Do you accept your partner as they are, or are you constantly wanting them to live up to your idea of the perfect partner? - Do you and your partner have a safe relationship? Do they feel safe with you, can you listen to them without judging? Do you feel safe with them, can you be yourself? Or is it a fake relationship?
Does micro cheating mean your relationship is over?
At the very least it’s a red flag that there are cracks in your relationship, whether you are the one doing the ‘micro dance’ or your partner. It means it’s time to sit down and talk openly, honestly, and without blame about what is and isn’t working, and what you both do and don’t want.
But note that not even fully-fledged sexual affairs mean your relationship is necessarily over. That is up to you to decide.
Some partners seek couples therapy after an affair. The affair becomes the catalyst for the couple to finally learn to honestly communicate their needs and desires, and to be honest and open with each other. This can form a new level of intimacy, and slowly rebuild trust.
The same survey by Relate mentioned above found that a third of couples in long-term relationships stayed together after one or both of the partners had affairs.
But it depends on what works for you. If you have severe trust issues already, and you perceive the slightest bit of micro cheating, you might find that it’s too much for you to handle. It is your life, after all. Although if your constant paranoia means you always monitor partners, it’s worth looking at how this might drive people away.
In this case it might be less about couples therapy and more about individual therapy, where you can learn how to trust others and yourself and create relationships that don’t leave others walking on eggshells around you.
Time to stop having endless stressful relationships and learn to love in a safe, healthy way? We connect you with a team of top relationship therapists in central London locations. Or use our sister site to book UK-wide therapists ranked by customer reviews.

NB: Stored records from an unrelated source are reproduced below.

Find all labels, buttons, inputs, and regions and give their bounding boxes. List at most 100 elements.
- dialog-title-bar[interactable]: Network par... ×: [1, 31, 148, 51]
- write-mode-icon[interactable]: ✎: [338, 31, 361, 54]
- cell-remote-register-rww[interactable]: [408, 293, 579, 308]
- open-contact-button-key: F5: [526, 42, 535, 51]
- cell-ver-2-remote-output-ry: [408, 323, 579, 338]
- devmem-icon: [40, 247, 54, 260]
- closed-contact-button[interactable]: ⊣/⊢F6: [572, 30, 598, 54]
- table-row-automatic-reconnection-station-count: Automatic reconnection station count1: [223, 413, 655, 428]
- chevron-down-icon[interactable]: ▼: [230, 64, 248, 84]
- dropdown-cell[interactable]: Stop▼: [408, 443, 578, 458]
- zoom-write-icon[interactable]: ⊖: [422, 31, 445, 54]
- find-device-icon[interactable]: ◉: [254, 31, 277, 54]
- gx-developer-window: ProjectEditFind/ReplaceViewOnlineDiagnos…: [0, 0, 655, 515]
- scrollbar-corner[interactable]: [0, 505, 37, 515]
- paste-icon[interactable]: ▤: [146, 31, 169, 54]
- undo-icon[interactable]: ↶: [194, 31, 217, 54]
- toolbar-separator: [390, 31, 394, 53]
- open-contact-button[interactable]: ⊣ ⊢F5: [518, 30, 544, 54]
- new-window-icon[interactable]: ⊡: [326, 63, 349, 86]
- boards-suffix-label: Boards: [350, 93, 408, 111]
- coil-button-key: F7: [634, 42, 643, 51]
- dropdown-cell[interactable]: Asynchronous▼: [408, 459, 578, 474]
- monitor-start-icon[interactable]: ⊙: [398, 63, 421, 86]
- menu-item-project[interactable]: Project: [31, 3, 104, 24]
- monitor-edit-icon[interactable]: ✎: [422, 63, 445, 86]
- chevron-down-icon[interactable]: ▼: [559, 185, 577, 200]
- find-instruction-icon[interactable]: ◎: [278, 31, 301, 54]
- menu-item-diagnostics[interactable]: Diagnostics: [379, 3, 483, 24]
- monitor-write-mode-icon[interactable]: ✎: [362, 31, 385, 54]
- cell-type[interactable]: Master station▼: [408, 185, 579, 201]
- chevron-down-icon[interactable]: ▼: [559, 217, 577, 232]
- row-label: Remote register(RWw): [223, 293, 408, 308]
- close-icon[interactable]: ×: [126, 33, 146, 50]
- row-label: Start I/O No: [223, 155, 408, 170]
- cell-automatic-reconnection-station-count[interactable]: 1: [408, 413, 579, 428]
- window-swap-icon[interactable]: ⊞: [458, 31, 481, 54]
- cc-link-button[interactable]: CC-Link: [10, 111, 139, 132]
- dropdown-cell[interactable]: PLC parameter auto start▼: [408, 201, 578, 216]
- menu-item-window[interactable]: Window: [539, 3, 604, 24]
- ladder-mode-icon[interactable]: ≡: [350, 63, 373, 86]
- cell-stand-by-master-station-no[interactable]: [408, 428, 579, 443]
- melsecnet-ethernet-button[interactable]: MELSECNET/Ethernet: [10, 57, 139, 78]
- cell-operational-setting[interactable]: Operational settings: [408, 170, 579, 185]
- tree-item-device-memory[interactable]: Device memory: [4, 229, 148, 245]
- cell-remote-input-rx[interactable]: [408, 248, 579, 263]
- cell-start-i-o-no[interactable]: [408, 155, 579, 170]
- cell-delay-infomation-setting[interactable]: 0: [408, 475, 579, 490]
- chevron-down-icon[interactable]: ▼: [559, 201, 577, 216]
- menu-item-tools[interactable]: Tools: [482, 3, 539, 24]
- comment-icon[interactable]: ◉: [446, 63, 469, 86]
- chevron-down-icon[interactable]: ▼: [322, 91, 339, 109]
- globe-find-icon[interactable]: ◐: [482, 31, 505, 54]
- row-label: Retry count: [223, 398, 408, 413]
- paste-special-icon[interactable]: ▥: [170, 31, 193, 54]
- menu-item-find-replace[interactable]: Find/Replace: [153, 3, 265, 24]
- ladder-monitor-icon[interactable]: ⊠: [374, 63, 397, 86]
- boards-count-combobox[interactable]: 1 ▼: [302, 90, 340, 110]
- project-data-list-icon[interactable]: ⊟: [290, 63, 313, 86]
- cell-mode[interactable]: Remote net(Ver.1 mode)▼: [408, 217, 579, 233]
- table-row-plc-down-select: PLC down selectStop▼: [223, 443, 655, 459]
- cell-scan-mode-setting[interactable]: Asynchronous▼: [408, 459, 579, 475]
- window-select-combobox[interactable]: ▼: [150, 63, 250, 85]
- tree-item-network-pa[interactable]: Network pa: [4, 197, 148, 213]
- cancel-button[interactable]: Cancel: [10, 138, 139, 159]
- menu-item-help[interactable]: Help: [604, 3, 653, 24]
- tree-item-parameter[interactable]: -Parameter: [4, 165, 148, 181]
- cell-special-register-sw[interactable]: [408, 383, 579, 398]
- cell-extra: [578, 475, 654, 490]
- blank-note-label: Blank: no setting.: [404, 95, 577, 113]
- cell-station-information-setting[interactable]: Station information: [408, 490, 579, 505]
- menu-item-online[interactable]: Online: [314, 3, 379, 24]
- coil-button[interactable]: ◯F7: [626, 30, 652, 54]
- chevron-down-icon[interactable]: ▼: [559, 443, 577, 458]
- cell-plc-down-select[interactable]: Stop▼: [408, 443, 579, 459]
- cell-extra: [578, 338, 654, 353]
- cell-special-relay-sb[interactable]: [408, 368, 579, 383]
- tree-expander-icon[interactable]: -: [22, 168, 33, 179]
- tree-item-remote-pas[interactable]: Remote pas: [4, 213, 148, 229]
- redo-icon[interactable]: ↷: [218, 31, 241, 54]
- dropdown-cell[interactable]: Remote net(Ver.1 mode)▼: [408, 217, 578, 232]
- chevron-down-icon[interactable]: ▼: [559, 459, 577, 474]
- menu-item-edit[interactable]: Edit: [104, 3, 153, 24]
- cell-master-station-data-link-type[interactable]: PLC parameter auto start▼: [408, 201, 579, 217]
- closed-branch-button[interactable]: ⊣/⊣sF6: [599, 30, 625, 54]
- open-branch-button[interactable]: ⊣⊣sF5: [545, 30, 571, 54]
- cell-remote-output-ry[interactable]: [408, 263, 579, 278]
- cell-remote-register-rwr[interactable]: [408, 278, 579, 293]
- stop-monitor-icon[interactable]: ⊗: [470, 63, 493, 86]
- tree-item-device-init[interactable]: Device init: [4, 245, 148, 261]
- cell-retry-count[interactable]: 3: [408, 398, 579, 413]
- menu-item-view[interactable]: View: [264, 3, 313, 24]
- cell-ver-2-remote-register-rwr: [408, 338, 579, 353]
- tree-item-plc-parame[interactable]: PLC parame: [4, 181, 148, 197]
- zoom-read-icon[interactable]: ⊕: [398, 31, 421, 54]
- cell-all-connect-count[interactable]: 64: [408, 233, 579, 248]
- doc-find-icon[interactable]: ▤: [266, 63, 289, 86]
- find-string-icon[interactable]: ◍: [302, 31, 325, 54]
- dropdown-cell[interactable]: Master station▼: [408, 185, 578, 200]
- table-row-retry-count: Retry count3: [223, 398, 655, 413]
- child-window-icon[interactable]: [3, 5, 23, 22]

Andrea M. Darcy is a health and wellbeing writer as well as mentor, trained in person-centred counselling and coaching. She often writes about trauma, relationships, and ADHD. Find her on Instagram @am_darcy
Just a question about the article above. You mention boosting your self esteem so as not to come off as controlling. Would you find it tricky for a “60 something” aged person to do this if their marital partner’s new found staring at very young women, putting his hands on other women while drinking too much and turning her on in the kitchen, giving other women attention and then giving an explanation of exuberance due to retiring? How about picking a lock since he decided to sleep in another room, only to find some dark shadowy male figure hanging over you in the middle of the dark at 3:30AM because he “couldn’t sleep” and thought you were on your phone. The phone was put away for the night. On top of all of this you had PTSD for 6 months about the kitchen incident. Several anti anxiety meds, have lost 25 pounds and shake. Your libido has jumped through the roof due to meds and nervousness and menopause. The hubby insists on eating at a golf club that has recently clad their 19 year old waite staff in skirts that just cover themselves, but barely.
I have to admit the PTSD made me think of the kitchen incident where he turned on my friend of 40 years while I was cleaning up the dishes from The lobster and steak dinner that we made for 4 couples. That and other incidents of staring caused confusion! All this happened mostly at the end of the career. I had gone back to work when our youngest graduated from high school. He insisted on a perfectly clean uncluttered home and I complied and brought up the kids, cared for the dog as well. He worked lots of hours and didn’t have time for me unless the tv was on. He didn’t want me to work because our taxes might raise the income to a higher tax bracket. I heard that many times.